Day of the Dead celebrated by more than Mexicans

Mexican Catholics are not alone believing that souls return to Earth on Nov. 2 each year to rejoin their families.

Indian Catholics also observe the tradition and make special meals for their version of All Souls’ Day, or The Day of the Dead.

The celebration combines Catholic and Mexican cultures, and celebrates ancestors who have died.

While the Day of the Dead in Mexico is a happy and fun-filled celebration, Catholics in India look at All Soul’s Day in a slightly different light.

Victoria Williamson
Those who celebrate Day of the Dead often decorate ofrendas, ritual altars decorated with personal items meant to invite the spirit of their lost loved ones.

“We go for Mass and offer prayers for the souls of our dead family members, and we cook their favorite dishes in hopes that they come to visit us,” said Preethi Dsouza, 40, of Mumbai. “It’s a big day for us because we believe that God opens the gates of purgatory for 24 hours so that our departed ancestors can come back to Earth. It’s not really a celebrational day. It’s a day of remembering and praying.”

Yet a Catholic priest in Chicago says whether Day of the Dead is authentically Catholic is a tricky issue because the church embraces multiple expressions of the afterlife.

“I would say that any prayer for those who have died is authentically Catholic,” said Father Dan Borlik, a priest for 42 years who is a priest chaplain at DePaul University Catholic Campus Ministry and a former missionary in Guatemala and Mexico. “I believe that the Mexican celebration captures that beautifully.”

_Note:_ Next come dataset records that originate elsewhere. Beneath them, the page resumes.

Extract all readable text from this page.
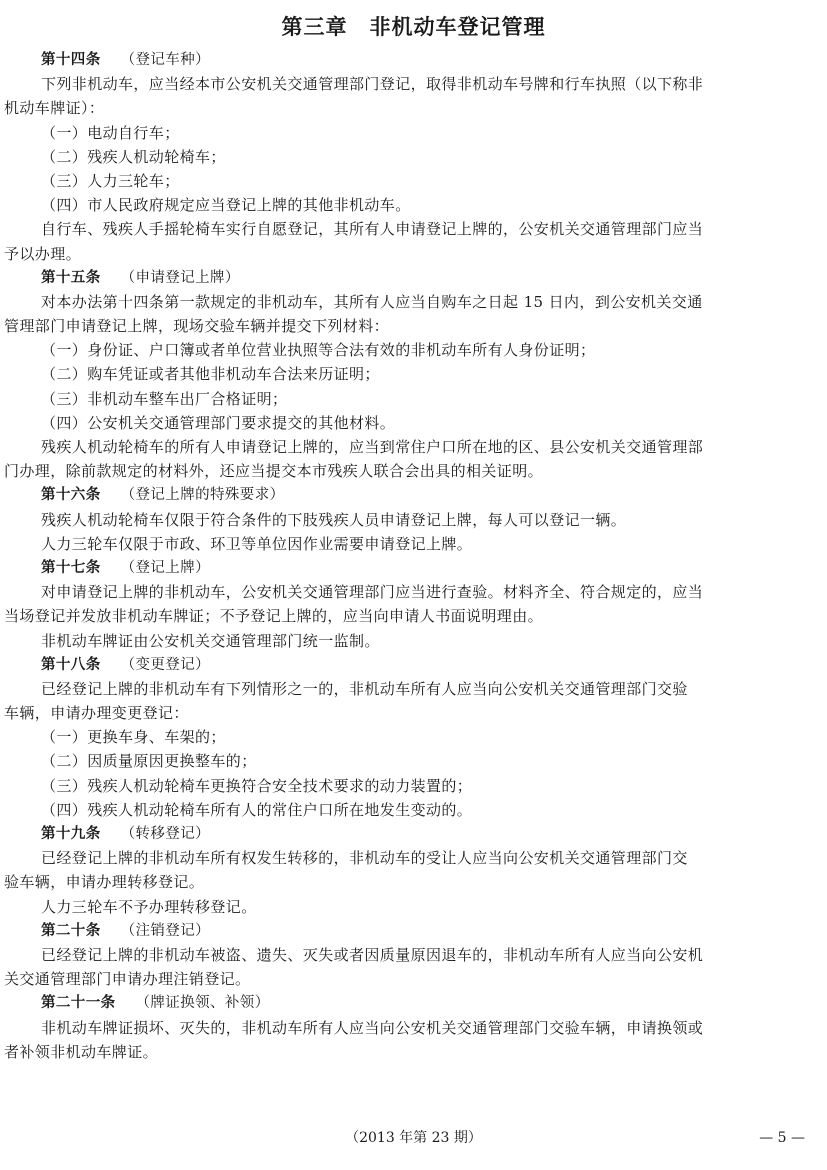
第三章　非机动车登记管理
第十四条 （登记车种）
下列非机动车，应当经本市公安机关交通管理部门登记，取得非机动车号牌和行车执照（以下称非
机动车牌证）：
（一）电动自行车；
（二）残疾人机动轮椅车；
（三）人力三轮车；
（四）市人民政府规定应当登记上牌的其他非机动车。
自行车、残疾人手摇轮椅车实行自愿登记，其所有人申请登记上牌的，公安机关交通管理部门应当
予以办理。
第十五条 （申请登记上牌）
对本办法第十四条第一款规定的非机动车，其所有人应当自购车之日起 15 日内，到公安机关交通
管理部门申请登记上牌，现场交验车辆并提交下列材料：
（一）身份证、户口簿或者单位营业执照等合法有效的非机动车所有人身份证明；
（二）购车凭证或者其他非机动车合法来历证明；
（三）非机动车整车出厂合格证明；
（四）公安机关交通管理部门要求提交的其他材料。
残疾人机动轮椅车的所有人申请登记上牌的，应当到常住户口所在地的区、县公安机关交通管理部
门办理，除前款规定的材料外，还应当提交本市残疾人联合会出具的相关证明。
第十六条 （登记上牌的特殊要求）
残疾人机动轮椅车仅限于符合条件的下肢残疾人员申请登记上牌，每人可以登记一辆。
人力三轮车仅限于市政、环卫等单位因作业需要申请登记上牌。
第十七条 （登记上牌）
对申请登记上牌的非机动车，公安机关交通管理部门应当进行查验。材料齐全、符合规定的，应当
当场登记并发放非机动车牌证；不予登记上牌的，应当向申请人书面说明理由。
非机动车牌证由公安机关交通管理部门统一监制。
第十八条 （变更登记）
已经登记上牌的非机动车有下列情形之一的，非机动车所有人应当向公安机关交通管理部门交验
车辆，申请办理变更登记：
（一）更换车身、车架的；
（二）因质量原因更换整车的；
（三）残疾人机动轮椅车更换符合安全技术要求的动力装置的；
（四）残疾人机动轮椅车所有人的常住户口所在地发生变动的。
第十九条 （转移登记）
已经登记上牌的非机动车所有权发生转移的，非机动车的受让人应当向公安机关交通管理部门交
验车辆，申请办理转移登记。
人力三轮车不予办理转移登记。
第二十条 （注销登记）
已经登记上牌的非机动车被盗、遗失、灭失或者因质量原因退车的，非机动车所有人应当向公安机
关交通管理部门申请办理注销登记。
第二十一条 （牌证换领、补领）
非机动车牌证损坏、灭失的，非机动车所有人应当向公安机关交通管理部门交验车辆，申请换领或
者补领非机动车牌证。
（2013 年第 23 期）	— 5 —
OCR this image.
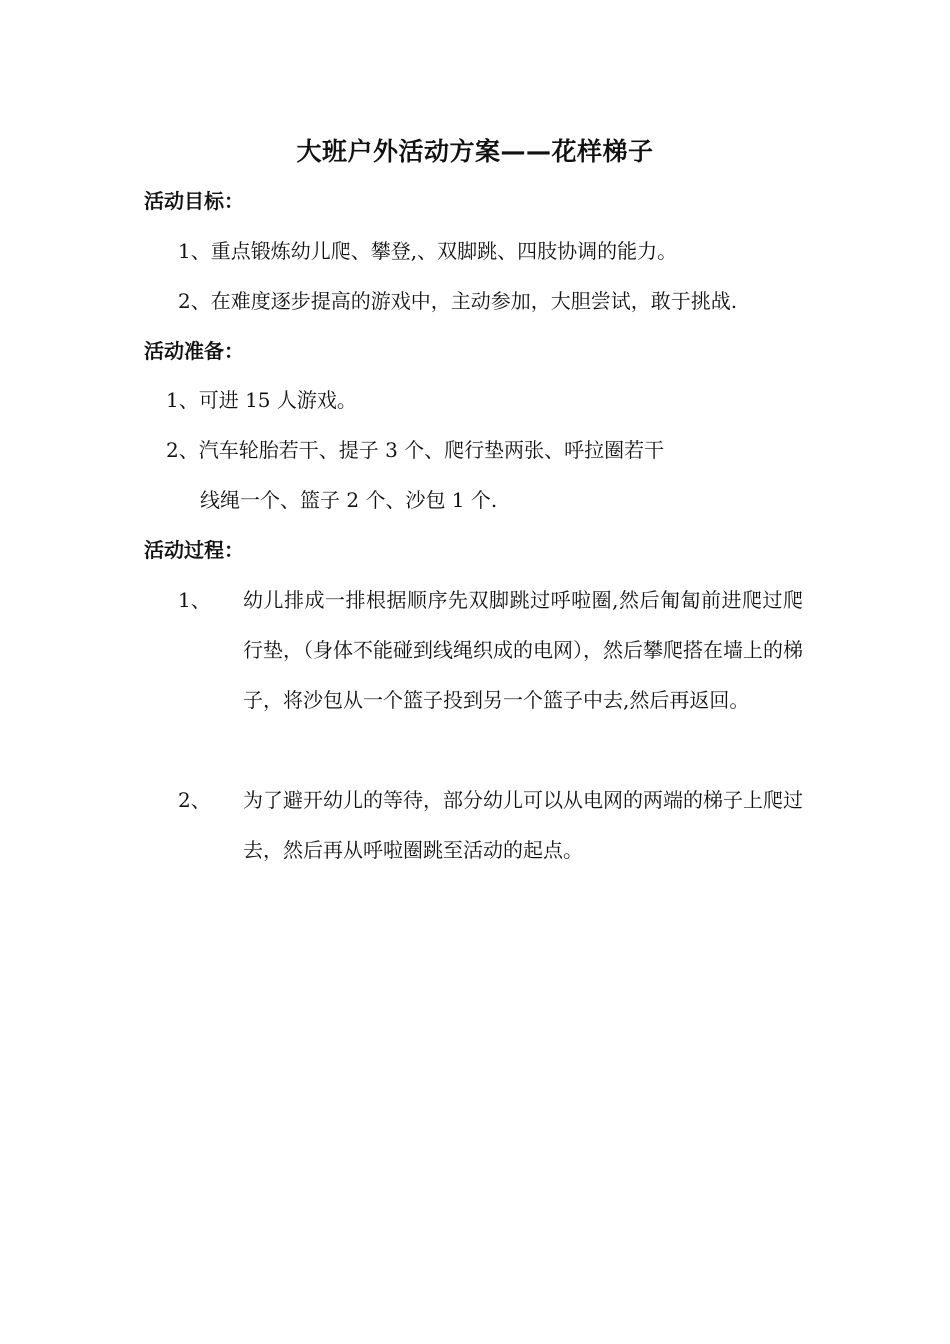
大班户外活动方案——花样梯子
活动目标：
1、重点锻炼幼儿爬、攀登,、双脚跳、四肢协调的能力。
2、在难度逐步提高的游戏中，主动参加，大胆尝试，敢于挑战.
活动准备：
1、可进 15 人游戏。
2、汽车轮胎若干、提子 3 个、爬行垫两张、呼拉圈若干
线绳一个、篮子 2 个、沙包 1 个.
活动过程：
1、 幼儿排成一排根据顺序先双脚跳过呼啦圈,然后匍匐前进爬过爬行垫，（身体不能碰到线绳织成的电网），然后攀爬搭在墙上的梯子，将沙包从一个篮子投到另一个篮子中去,然后再返回。
2、 为了避开幼儿的等待，部分幼儿可以从电网的两端的梯子上爬过去，然后再从呼啦圈跳至活动的起点。
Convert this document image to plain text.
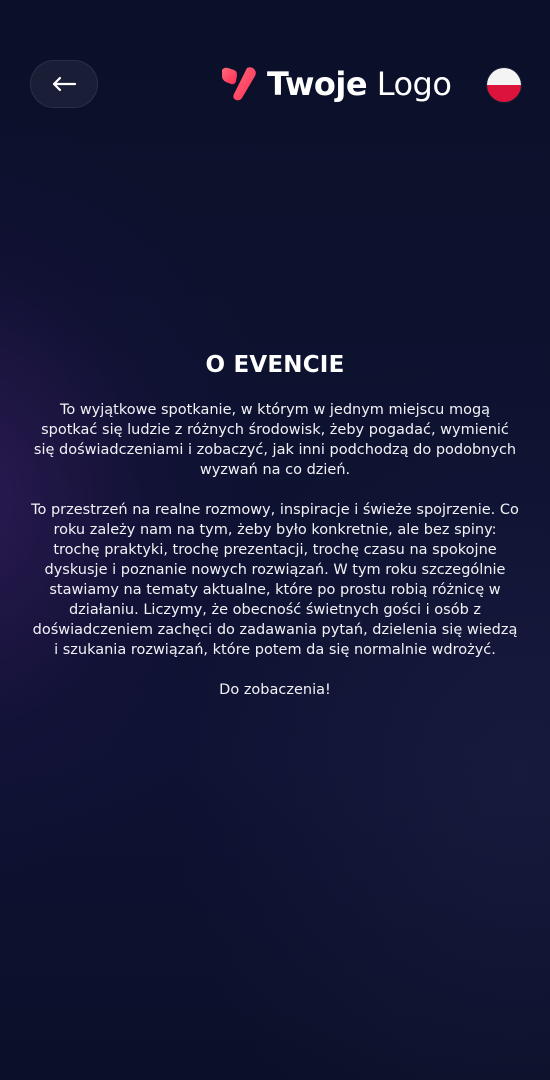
Twoje Logo
O EVENCIE

To wyjątkowe spotkanie, w którym w jednym miejscu mogą spotkać się ludzie z różnych środowisk, żeby pogadać, wymienić się doświadczeniami i zobaczyć, jak inni podchodzą do podobnych wyzwań na co dzień.

To przestrzeń na realne rozmowy, inspiracje i świeże spojrzenie. Co roku zależy nam na tym, żeby było konkretnie, ale bez spiny: trochę praktyki, trochę prezentacji, trochę czasu na spokojne dyskusje i poznanie nowych rozwiązań. W tym roku szczególnie stawiamy na tematy aktualne, które po prostu robią różnicę w działaniu. Liczymy, że obecność świetnych gości i osób z doświadczeniem zachęci do zadawania pytań, dzielenia się wiedzą i szukania rozwiązań, które potem da się normalnie wdrożyć.

Do zobaczenia!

“Have a picnic, remember the deceased, celebrate their lives, and pray for them,” he said.

Borlik noted that Christianity’s belief in the afterlife relates to age-old questions such as, “Who are we? Why are we here? And what happens to us after we die?”

This dimension is closer to mysticism and contemplation than it is to doctrine in clearing answers, Borlik said.

“This doesn’t mean that there are no clear answers, but they may not depend on official doctrine,” Borlik said. “They can well depend on people’s beliefs and practices.”

Religious beliefs expressed on a folk or popular base can be very mystical and deeply felt and often more interesting than theological or doctrinal expressions of Christianity, Borlik said.

Pre-Hispanic cultures like the Mayans didn’t fear death. Irene Hernandez, 28, who is Catholic, said they remembered their ancestors by preserving the possessions of the dead and their skulls. When the Spanish came to Mexico, the evangelizers let the local people keep their tradition, but incorporated the Catholic understanding of the afterlife.

For Mexicans, because of the pre- Hispanic traditions, death is a casual thing.

“We celebrate it,” Hernandez said. “It is not something to be afraid of, contrary to the Christian understanding of death. The festive part of celebrating death is more of a Mexican or Latin thing. Christians fear death a little bit because of the notion of going to hell.”

Borlik believes the tradition of having altars for the dead “…was always a part of our practices. It was not something that was introduced by outside cultures. These beliefs were always there but their expression changed over time.”

Originally, early Christians had to live underground because they were persecuted and targeted. And so, the practice of the Christian faith had to be done subtly and, in most cases, underground in catacombs.

Early Christians during the persecution would bury those killed and would celebrate their lives in the tombs. This was the beginning of the custom making the altar the actual the tomb of an ancestor or family member.

“As Christians, because we believe in life everlasting because of the resurrection, this was always an important belief,” said Borlik.

All Souls Day is like the Christian version of Day of the Dead, where Christians pray that the souls of the dead go to heaven.

“We intercede for the souls,” Borlik said. “Any obstacle because of their past lives that might prevent them from eternal life can be forgiven through our prayer. So, on All Soul’s Day, we pray for those souls to join the Lord.”

“The Day of the Dead is an authentically Mexican Catholic expression of faith and their experience of life after death,” Borlik said. “It can teach a lot of people about the Resurrection and our duty to our ancestors.”